The “stretching” government target on nuclear energy is the right direction but ministers need to be clear on how they propose to get there in order to encourage investment, MPs on the House of Commons science, innovation and technology committee said.
Their report is the latest criticism of the government over its progress towards meeting the UK’s net zero carbon emissions goal by 2050.
The Climate Change Committee, which advises ministers, said in June that the UK’s progress on cutting emissions was “worryingly slow”.
In 2022, then prime minister Boris Johnson announced that the government wanted the UK to have about 24 gigawatts of nuclear power generation capacity by 2050 — supplying about a quarter of the country’s electricity.
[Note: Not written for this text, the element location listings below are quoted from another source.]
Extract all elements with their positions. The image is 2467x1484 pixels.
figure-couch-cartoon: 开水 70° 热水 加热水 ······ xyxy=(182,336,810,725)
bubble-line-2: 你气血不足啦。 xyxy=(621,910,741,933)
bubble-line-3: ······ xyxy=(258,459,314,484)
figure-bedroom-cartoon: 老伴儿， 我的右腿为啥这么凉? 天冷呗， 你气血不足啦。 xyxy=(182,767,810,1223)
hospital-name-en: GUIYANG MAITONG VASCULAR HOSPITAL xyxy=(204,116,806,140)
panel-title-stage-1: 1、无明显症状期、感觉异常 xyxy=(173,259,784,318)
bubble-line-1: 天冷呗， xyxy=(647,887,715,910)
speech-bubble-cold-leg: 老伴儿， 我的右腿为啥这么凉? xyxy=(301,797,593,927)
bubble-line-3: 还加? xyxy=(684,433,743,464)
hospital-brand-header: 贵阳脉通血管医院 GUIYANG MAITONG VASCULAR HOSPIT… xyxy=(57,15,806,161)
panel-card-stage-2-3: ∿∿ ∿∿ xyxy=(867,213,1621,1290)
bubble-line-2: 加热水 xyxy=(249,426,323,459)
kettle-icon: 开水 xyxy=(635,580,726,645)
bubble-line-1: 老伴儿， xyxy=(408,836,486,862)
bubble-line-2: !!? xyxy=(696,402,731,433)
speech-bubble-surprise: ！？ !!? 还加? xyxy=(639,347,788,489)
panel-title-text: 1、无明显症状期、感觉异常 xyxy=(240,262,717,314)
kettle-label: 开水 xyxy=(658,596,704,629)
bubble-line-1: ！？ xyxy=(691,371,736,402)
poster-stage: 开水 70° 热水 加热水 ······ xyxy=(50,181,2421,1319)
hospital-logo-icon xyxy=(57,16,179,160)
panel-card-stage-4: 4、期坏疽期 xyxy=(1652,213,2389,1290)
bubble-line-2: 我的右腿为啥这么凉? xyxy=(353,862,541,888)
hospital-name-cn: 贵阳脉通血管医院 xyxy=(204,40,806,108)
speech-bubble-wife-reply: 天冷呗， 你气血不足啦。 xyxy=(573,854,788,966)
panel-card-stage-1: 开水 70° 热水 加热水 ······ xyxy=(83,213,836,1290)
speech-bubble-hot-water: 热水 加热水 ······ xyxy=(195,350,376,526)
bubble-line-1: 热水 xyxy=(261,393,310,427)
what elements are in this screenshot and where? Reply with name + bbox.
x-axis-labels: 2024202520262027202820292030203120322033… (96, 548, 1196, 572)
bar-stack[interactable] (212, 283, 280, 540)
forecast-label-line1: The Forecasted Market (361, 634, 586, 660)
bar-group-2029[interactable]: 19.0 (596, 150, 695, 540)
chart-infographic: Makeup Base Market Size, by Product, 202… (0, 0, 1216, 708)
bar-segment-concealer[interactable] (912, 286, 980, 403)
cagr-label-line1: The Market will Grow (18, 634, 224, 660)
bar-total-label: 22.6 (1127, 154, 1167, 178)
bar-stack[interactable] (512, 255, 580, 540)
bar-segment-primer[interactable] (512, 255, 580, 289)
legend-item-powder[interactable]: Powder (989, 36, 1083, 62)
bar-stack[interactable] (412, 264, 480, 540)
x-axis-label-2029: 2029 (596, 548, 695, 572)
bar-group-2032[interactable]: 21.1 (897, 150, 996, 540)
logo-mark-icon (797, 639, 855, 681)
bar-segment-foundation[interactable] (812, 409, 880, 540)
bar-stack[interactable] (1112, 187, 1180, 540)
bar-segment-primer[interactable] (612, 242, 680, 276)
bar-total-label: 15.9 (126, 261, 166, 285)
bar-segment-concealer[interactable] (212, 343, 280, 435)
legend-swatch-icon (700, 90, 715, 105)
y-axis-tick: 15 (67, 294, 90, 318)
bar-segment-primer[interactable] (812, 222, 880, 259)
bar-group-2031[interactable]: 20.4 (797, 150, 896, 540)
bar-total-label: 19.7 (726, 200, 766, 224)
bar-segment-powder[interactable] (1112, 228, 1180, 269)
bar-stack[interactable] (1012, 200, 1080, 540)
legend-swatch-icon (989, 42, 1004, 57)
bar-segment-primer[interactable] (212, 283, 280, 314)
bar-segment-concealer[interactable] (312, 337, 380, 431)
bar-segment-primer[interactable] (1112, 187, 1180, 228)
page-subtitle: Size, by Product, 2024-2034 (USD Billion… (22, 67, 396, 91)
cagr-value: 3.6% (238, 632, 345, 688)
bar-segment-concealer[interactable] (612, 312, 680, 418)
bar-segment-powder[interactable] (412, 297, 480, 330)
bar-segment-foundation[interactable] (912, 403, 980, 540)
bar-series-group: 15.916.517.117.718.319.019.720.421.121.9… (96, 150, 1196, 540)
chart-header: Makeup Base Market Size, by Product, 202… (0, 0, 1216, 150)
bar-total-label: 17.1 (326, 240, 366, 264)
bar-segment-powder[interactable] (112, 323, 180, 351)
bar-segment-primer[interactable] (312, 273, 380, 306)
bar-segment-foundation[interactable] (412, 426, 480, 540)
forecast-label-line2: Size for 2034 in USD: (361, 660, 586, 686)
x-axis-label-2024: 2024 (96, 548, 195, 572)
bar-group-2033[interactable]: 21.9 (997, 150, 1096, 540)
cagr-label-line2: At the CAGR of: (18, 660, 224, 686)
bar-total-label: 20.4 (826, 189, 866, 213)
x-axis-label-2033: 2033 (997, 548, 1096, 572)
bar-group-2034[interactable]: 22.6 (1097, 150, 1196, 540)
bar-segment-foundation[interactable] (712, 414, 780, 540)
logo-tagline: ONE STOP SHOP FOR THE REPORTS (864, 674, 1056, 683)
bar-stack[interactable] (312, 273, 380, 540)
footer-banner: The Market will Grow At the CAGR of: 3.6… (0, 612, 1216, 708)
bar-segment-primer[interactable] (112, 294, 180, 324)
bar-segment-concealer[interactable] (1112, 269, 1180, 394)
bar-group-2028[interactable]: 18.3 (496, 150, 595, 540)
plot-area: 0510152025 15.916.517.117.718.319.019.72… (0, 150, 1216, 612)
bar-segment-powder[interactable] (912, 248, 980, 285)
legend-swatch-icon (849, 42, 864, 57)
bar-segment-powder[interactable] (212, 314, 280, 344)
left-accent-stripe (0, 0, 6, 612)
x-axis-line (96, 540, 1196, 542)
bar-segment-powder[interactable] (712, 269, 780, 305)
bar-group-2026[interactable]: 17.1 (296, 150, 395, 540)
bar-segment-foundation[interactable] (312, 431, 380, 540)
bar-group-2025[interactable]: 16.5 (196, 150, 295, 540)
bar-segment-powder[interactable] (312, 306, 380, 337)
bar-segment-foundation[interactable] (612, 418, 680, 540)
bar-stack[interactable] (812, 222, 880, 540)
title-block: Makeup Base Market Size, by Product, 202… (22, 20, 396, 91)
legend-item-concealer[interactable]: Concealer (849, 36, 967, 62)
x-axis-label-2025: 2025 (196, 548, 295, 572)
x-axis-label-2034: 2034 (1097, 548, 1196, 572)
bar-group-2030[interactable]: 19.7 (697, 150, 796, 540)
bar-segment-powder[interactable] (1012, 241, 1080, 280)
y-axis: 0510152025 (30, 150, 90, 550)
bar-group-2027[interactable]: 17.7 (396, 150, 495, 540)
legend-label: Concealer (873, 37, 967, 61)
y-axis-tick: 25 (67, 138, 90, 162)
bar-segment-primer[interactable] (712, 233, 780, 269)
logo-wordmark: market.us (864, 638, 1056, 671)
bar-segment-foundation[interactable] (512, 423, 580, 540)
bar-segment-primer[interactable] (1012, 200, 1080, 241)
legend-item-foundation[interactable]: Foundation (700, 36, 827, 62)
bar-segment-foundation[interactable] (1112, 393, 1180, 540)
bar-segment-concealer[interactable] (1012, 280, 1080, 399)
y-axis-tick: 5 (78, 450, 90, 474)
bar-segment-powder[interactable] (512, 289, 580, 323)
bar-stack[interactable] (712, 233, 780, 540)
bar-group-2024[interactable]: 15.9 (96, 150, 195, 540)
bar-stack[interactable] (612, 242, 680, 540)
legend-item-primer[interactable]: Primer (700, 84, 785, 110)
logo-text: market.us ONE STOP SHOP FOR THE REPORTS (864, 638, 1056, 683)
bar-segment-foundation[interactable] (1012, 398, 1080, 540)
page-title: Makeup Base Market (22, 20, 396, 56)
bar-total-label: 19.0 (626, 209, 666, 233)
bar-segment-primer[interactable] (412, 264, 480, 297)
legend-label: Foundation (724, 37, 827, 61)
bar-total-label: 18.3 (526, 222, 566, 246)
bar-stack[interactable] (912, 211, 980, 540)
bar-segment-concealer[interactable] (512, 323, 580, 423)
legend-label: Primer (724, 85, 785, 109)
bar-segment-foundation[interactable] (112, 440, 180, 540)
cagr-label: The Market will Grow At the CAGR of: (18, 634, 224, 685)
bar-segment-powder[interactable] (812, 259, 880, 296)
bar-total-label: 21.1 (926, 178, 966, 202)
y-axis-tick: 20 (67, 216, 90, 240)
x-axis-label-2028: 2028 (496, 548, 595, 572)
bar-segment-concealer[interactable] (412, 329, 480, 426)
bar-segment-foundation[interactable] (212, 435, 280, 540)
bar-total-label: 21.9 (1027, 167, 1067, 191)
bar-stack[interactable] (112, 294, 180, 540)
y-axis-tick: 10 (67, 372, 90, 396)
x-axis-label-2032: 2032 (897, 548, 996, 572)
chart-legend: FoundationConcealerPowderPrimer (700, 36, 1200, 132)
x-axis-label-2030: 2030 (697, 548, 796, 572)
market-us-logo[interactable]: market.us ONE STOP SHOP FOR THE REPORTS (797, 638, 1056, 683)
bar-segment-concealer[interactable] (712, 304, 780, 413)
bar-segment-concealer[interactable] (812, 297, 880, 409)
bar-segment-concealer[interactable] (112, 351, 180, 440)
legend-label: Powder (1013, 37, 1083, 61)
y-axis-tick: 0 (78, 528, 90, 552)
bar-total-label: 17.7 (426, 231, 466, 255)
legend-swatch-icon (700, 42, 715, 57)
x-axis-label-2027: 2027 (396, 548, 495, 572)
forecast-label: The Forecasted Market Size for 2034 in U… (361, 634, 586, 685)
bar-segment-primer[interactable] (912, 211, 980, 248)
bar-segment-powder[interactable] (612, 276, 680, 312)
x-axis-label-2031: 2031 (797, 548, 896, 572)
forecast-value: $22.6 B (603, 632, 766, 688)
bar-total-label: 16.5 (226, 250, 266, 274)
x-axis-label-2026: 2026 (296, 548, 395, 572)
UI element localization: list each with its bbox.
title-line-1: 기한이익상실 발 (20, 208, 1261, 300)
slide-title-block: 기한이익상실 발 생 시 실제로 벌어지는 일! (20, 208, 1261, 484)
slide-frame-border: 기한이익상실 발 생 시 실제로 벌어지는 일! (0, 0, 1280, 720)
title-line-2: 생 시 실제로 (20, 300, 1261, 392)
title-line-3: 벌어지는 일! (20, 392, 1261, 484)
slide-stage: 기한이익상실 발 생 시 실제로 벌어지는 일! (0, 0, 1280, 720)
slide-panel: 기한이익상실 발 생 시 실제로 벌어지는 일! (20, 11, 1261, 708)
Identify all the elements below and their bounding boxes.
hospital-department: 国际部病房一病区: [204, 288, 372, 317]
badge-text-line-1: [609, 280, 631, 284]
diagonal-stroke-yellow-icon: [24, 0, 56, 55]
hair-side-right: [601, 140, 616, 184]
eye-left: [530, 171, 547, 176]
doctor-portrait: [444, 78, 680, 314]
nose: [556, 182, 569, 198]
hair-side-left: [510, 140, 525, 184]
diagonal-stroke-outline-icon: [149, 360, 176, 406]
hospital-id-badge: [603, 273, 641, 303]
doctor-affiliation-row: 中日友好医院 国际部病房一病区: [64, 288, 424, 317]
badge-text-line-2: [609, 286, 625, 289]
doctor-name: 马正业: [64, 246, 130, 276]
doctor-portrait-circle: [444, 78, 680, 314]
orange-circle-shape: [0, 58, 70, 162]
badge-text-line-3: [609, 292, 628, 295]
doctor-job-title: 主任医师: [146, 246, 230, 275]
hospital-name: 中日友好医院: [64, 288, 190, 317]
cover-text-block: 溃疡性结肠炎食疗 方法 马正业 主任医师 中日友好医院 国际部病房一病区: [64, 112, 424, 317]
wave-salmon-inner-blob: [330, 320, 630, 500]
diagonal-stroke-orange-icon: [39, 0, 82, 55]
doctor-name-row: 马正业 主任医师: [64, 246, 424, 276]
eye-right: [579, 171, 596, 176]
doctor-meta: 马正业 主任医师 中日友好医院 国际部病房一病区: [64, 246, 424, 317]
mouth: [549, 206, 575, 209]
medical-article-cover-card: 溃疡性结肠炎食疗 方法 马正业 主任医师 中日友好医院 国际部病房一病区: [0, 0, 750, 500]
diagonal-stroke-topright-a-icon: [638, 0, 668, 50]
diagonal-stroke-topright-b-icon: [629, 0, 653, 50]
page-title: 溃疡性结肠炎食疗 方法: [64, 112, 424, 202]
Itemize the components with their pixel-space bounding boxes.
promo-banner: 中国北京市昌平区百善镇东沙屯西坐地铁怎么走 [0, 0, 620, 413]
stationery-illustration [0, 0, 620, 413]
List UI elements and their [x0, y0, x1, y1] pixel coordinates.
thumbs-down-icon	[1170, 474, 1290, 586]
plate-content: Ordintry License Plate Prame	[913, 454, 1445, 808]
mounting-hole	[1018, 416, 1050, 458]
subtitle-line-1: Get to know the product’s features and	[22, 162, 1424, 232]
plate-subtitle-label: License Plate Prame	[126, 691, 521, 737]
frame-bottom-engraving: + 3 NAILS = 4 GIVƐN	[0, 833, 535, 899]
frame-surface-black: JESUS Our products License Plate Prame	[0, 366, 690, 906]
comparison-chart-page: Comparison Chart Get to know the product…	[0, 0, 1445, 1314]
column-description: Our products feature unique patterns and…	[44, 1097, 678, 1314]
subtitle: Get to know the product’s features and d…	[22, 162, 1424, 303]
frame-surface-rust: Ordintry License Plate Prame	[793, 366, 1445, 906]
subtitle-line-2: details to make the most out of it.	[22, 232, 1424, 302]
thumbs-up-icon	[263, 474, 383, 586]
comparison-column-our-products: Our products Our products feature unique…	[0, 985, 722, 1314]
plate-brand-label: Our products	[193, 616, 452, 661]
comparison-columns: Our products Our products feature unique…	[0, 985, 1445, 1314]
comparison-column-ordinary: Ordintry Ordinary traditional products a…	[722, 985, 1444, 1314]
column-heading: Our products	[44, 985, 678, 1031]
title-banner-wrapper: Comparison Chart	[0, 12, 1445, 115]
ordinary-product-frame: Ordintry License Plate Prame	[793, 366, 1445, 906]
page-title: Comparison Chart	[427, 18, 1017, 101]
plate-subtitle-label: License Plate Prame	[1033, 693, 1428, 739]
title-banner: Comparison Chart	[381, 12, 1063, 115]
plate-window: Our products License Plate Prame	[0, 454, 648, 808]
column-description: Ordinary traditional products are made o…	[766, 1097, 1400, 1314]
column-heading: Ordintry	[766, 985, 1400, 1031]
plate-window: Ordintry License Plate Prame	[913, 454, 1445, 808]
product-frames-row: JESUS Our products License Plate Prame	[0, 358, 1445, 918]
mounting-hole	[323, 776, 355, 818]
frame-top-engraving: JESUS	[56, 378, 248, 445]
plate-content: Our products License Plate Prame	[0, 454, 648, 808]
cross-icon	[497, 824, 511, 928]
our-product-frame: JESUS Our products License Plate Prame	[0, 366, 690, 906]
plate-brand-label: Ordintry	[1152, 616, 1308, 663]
That compares to less than 7GW now.
The target was set partly in response to surging energy prices connected to Russia’s full-scale invasion of Ukraine — with the UK government keen to cut reliance on imported gas.
However, the committee said this had not been followed up with a strategic plan.
It highlighted continuing uncertainty over, among other things, what mix of nuclear technologies the government intends to meet the target and the shape of state support.
The committee said the UK’s nuclear workforce of about 65,000 will “need to more than double”.
The MPs said: “Witnesses to our inquiry characterised the government’s energy security strategy, published in April 2022, as more of a ‘wish list’ than a strategy to achieve those ambitions.”
The committee called on government to develop a “comprehensive nuclear strategic plan” by the end of this parliament.
Tom Greatrex, chair of the Nuclear Industry Association, a trade body, welcomed the recommendation, adding: “The UK is well positioned to become a global hub for nuclear investment . . . If we don’t act now, we will lose out on energy security, environmental sustainability and jobs for our people.”
The energy department highlighted this month’s launch of Great British Nuclear, a government body to oversee nuclear development “which will help generate billions for the UK economy and support thousands of jobs”.
It added: “We have already made clear we will publish a nuclear road map . . . Nuclear has a vital role to play in reaching net zero and boosting energy security.”